As bolas que constituem a marca da artista japonesa, resultado da elaboração de alucinações pessoais, estenderam-se pela segunda vez aos produtos da Louis Vuitton

Representada por um imenso robô, a artista Yayoi Kusama “pinta” a fachada da Louis Vuitton parisiense
@DanielaPDD

Este foi um ano especial para Yayoi Kusama e sua parceira na moda, a Louis Vuitton. A mais célebre artista plástica japonesa contemporânea, que onze anos atrás havia estreado na maison após convite do estilista Marc Jacobs, retornou no início de 2023 para a colaboração, desta vez com o diretor criativo Nicolas Ghesquiere, na feitura de produtos da grife. Kusama envolve com bolas de variadas cores e tamanhos – sua marca artística – roupas, óculos de sol, fragrâncias, bolsas e sapatos. “A Louis Vuitton entende e aprecia a natureza da minha arte”, havia dito ela à revista “New York”, em 2012. “Portanto, não há muita diferença entre meus processos artísticos e aqueles que aplico à moda.” 

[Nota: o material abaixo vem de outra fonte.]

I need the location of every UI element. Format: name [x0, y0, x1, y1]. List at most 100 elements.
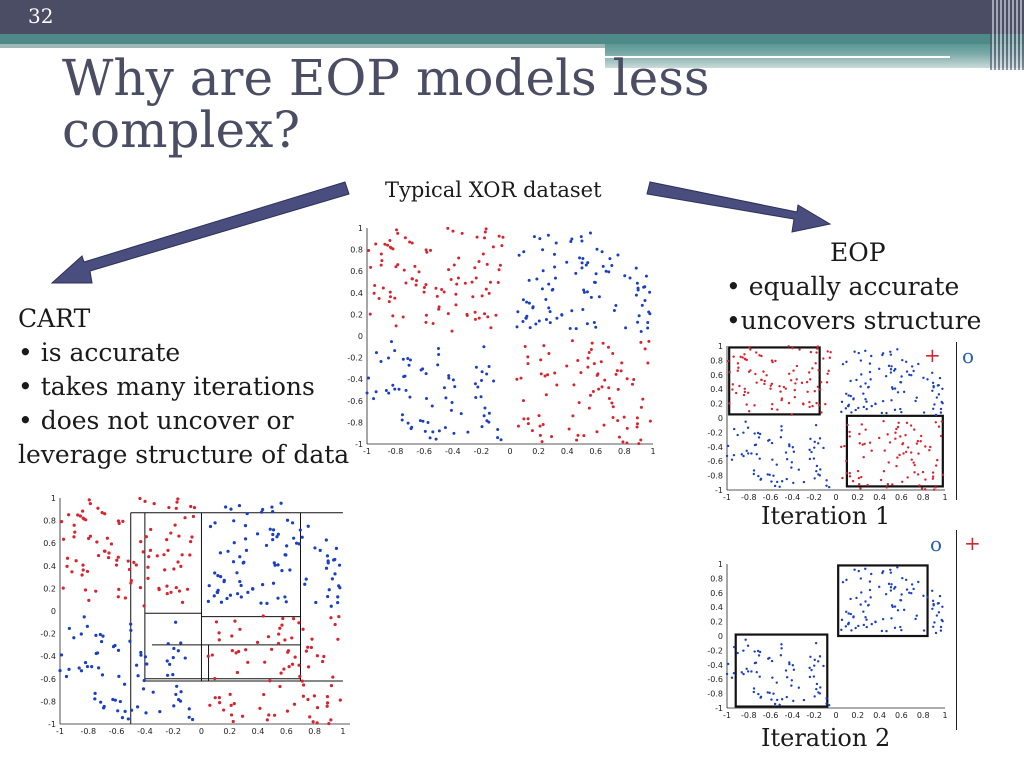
data-point-blue [213, 521, 217, 525]
data-point-red [165, 592, 169, 596]
data-point-red [895, 427, 898, 431]
data-point-blue [746, 452, 750, 455]
data-point-red [67, 513, 71, 517]
iteration-2-separator [956, 530, 957, 730]
data-point-blue [889, 568, 892, 571]
data-point-blue [600, 250, 604, 254]
data-point-blue [866, 386, 870, 389]
data-point-red [760, 354, 763, 358]
data-point-red [380, 259, 384, 263]
data-point-blue [400, 413, 404, 417]
y-tick-label: 0.2 [710, 618, 723, 627]
data-point-red [589, 393, 593, 397]
data-point-red [429, 248, 433, 252]
data-point-blue [815, 682, 819, 686]
data-point-red [88, 501, 92, 506]
data-point-blue [817, 691, 820, 694]
data-point-blue [547, 306, 551, 310]
data-point-blue [758, 650, 762, 654]
data-point-red [857, 483, 861, 486]
data-point-blue [890, 604, 894, 607]
data-point-red [258, 706, 262, 710]
data-point-blue [333, 557, 337, 562]
data-point-blue [788, 444, 791, 448]
data-point-red [391, 247, 395, 251]
data-point-red [470, 280, 474, 284]
data-point-blue [517, 253, 521, 257]
data-point-blue [905, 370, 909, 373]
data-point-blue [813, 446, 816, 449]
data-point-blue [582, 290, 586, 294]
data-point-blue [864, 616, 867, 619]
data-point-blue [862, 623, 865, 627]
data-point-blue [922, 376, 925, 380]
data-point-red [770, 382, 774, 385]
data-point-red [228, 692, 232, 696]
data-point-red [883, 449, 886, 452]
data-point-blue [900, 410, 903, 414]
data-point-blue [770, 441, 774, 445]
data-point-blue [755, 453, 758, 456]
data-point-blue [890, 583, 893, 586]
data-point-blue [910, 365, 914, 368]
data-point-blue [730, 458, 734, 461]
data-point-red [745, 358, 748, 362]
data-point-red [451, 229, 455, 233]
data-point-red [282, 667, 286, 671]
data-point-red [425, 250, 429, 254]
data-point-red [162, 553, 166, 557]
data-point-red [778, 384, 781, 388]
data-point-blue [915, 396, 918, 399]
data-point-red [147, 555, 151, 559]
data-point-blue [643, 285, 647, 289]
data-point-blue [860, 373, 863, 376]
data-point-red [924, 478, 927, 481]
data-point-red [806, 390, 809, 394]
data-point-red [526, 417, 530, 421]
data-point-red [96, 506, 100, 510]
data-point-blue [111, 645, 116, 649]
data-point-red [481, 252, 485, 256]
data-point-blue [187, 715, 191, 719]
y-tick-label: -0.6 [347, 397, 363, 406]
data-point-blue [780, 698, 784, 701]
data-point-red [88, 534, 93, 538]
data-point-blue [742, 672, 745, 676]
data-point-blue [93, 691, 97, 695]
data-point-blue [905, 588, 909, 591]
data-point-red [327, 721, 331, 726]
data-point-red [639, 438, 643, 442]
data-point-red [630, 382, 634, 386]
data-point-blue [255, 532, 260, 536]
data-point-red [401, 315, 405, 319]
data-point-blue [95, 651, 100, 655]
data-point-blue [640, 303, 644, 307]
eop-bullet-accurate: • equally accurate [726, 272, 960, 301]
data-point-blue [785, 477, 788, 481]
x-tick-label: -0.4 [137, 727, 153, 736]
data-point-red [497, 268, 501, 272]
data-point-blue [758, 432, 762, 436]
data-point-blue [259, 601, 263, 605]
data-point-red [906, 476, 909, 479]
data-point-red [915, 442, 919, 445]
data-point-blue [744, 420, 747, 423]
data-point-red [117, 521, 121, 525]
data-point-red [460, 231, 464, 235]
data-point-red [738, 384, 741, 388]
data-point-red [754, 372, 757, 376]
data-point-blue [859, 603, 862, 606]
data-point-blue [540, 287, 544, 291]
data-point-blue [279, 501, 283, 505]
header-bar [0, 0, 1024, 34]
data-point-red [620, 361, 624, 365]
iteration-2-o-sign: o [930, 532, 943, 556]
data-point-blue [607, 270, 611, 274]
data-point-blue [817, 442, 820, 445]
data-point-blue [758, 675, 761, 678]
data-point-blue [745, 667, 748, 671]
data-point-blue [894, 367, 897, 371]
data-point-blue [569, 239, 573, 243]
data-point-red [886, 433, 889, 436]
data-point-blue [165, 673, 170, 677]
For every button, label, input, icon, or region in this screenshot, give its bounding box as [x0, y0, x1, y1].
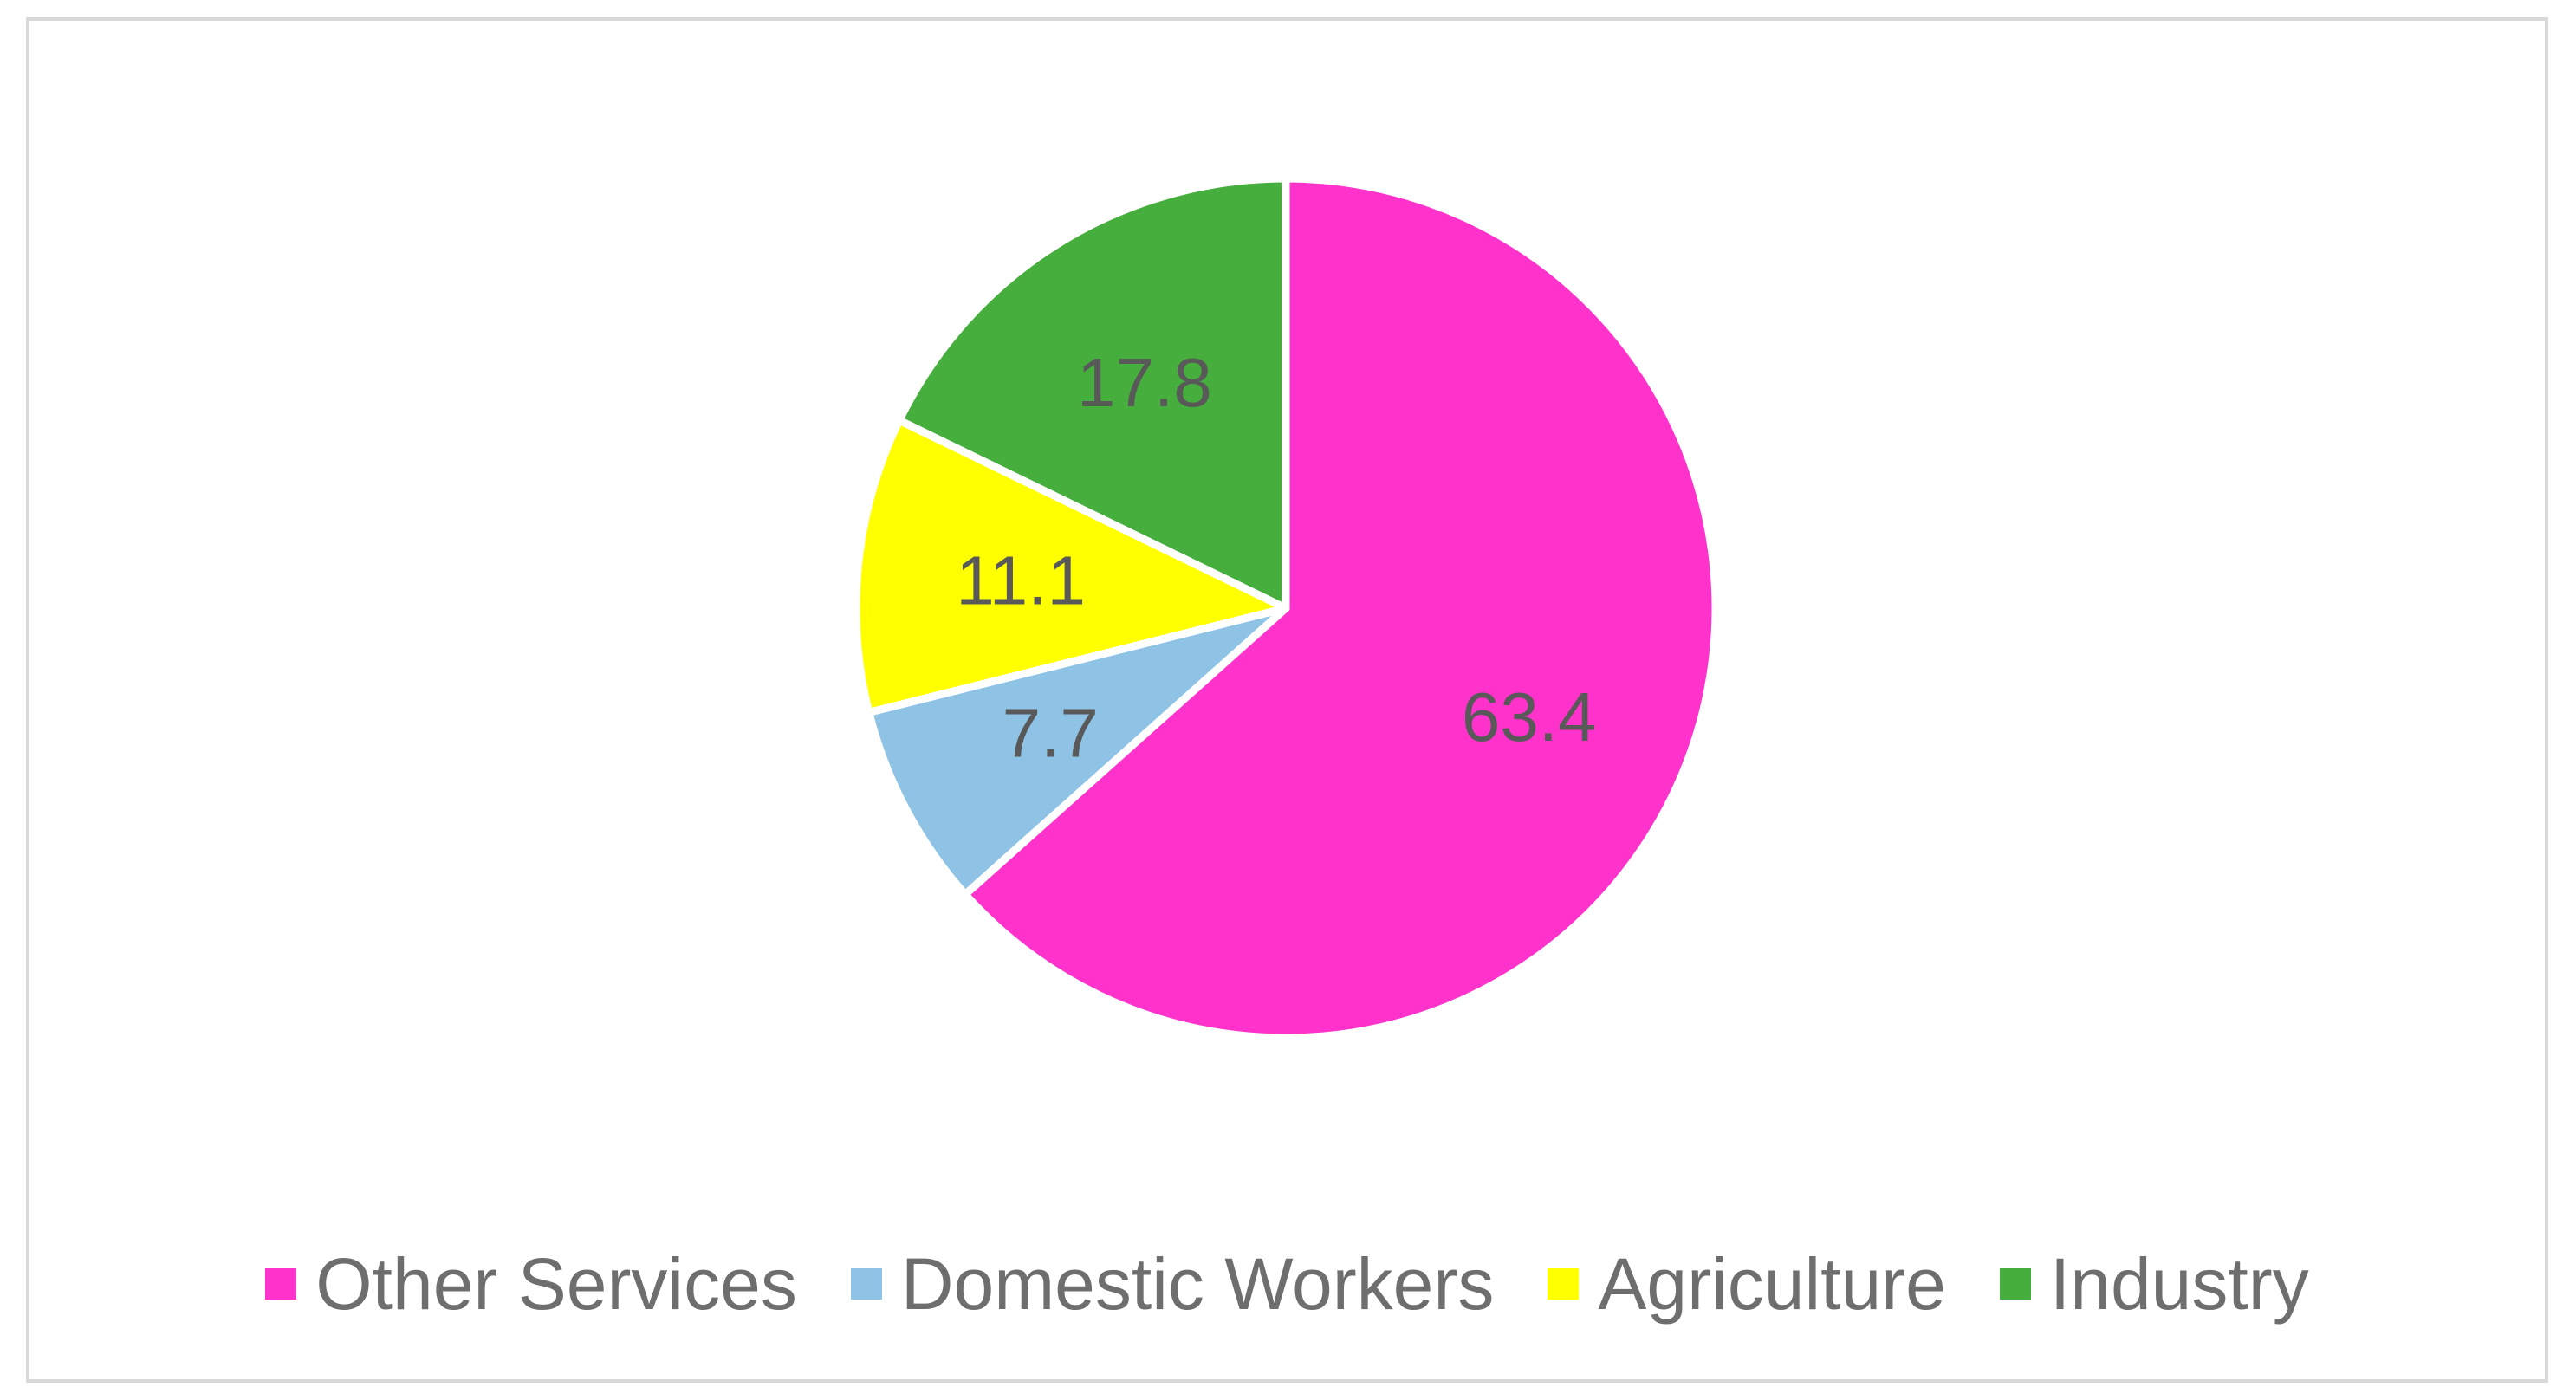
legend: Other Services Domestic Workers Agricult…: [29, 1241, 2545, 1327]
pie-data-labels: 63.4 7.7 11.1 17.8: [956, 344, 1596, 772]
data-label-agriculture: 11.1: [956, 542, 1086, 619]
pie-slice-other-services: [961, 174, 1720, 1042]
legend-item-other-services: Other Services: [265, 1248, 797, 1320]
legend-label-industry: Industry: [2049, 1243, 2309, 1325]
legend-label-other-services: Other Services: [315, 1243, 797, 1325]
pie-slice-domestic-workers: [865, 604, 1290, 898]
pie-slice-agriculture: [852, 416, 1290, 716]
pie-slices: [852, 174, 1720, 1042]
legend-label-domestic-workers: Domestic Workers: [900, 1243, 1495, 1325]
pie-chart: 63.4 7.7 11.1 17.8: [852, 174, 1720, 1042]
legend-swatch-agriculture: [1548, 1268, 1580, 1300]
legend-item-domestic-workers: Domestic Workers: [850, 1243, 1495, 1325]
chart-frame: 63.4 7.7 11.1 17.8 Other Services Domestic …: [26, 17, 2548, 1383]
legend-swatch-domestic-workers: [850, 1268, 882, 1300]
legend-swatch-other-services: [265, 1268, 297, 1300]
data-label-other-services: 63.4: [1462, 678, 1597, 755]
data-label-domestic-workers: 7.7: [1002, 694, 1099, 771]
legend-label-agriculture: Agriculture: [1598, 1243, 1946, 1325]
pie-slice-industry: [895, 174, 1290, 612]
legend-item-agriculture: Agriculture: [1548, 1248, 1946, 1320]
legend-item-industry: Industry: [1999, 1243, 2309, 1325]
data-label-industry: 17.8: [1077, 344, 1212, 421]
legend-swatch-industry: [1999, 1268, 2031, 1300]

A artista de 94 anos, cujo trabalho ganhou intensidade na Nova York da pop art, durante os anos 1960, recebeu ainda uma homenagem à sua altura. Um robô monumental a representa na parisiense Rue du Pont Neuf, diante da sede da Louis Vuitton, a pintar a fachada do prédio, enquanto outros robôs em escala menor, em Tóquio ou Nova York, a mostram atrás das vitrines, também com o pincel na mão.

Nascida na rural Matsumoto, a 200 km de Tóquio, Kusama trabalhou não apenas com pintura, mas escultura, instalações e ousadas performances. Nelas, por meio da abstração e da sensualidade, criticou o sistema de arte que insistia em ignorá-la. Aconselhada pela pintora Georgia O’Keefe, foi a Nova York e de lá à Itália, onde, na Bienal de Veneza de 1966, compôs seu “Jardim de Narciso”. Rodeada por 1.500 globos espelhados, ela não só distribuiu cópias de uma declaração atestando seu talento, escrita pelo crítico britânico Herbert Read, como ofereceu bolas em uma faixa onde se lia “Seu narcisismo à venda”, ação que ocasionou sua expulsão da bienal. Era seu protesto contra a crescente dominação de artistas bem-sucedidos no âmbito da mostra, tradicionalmente não comercial.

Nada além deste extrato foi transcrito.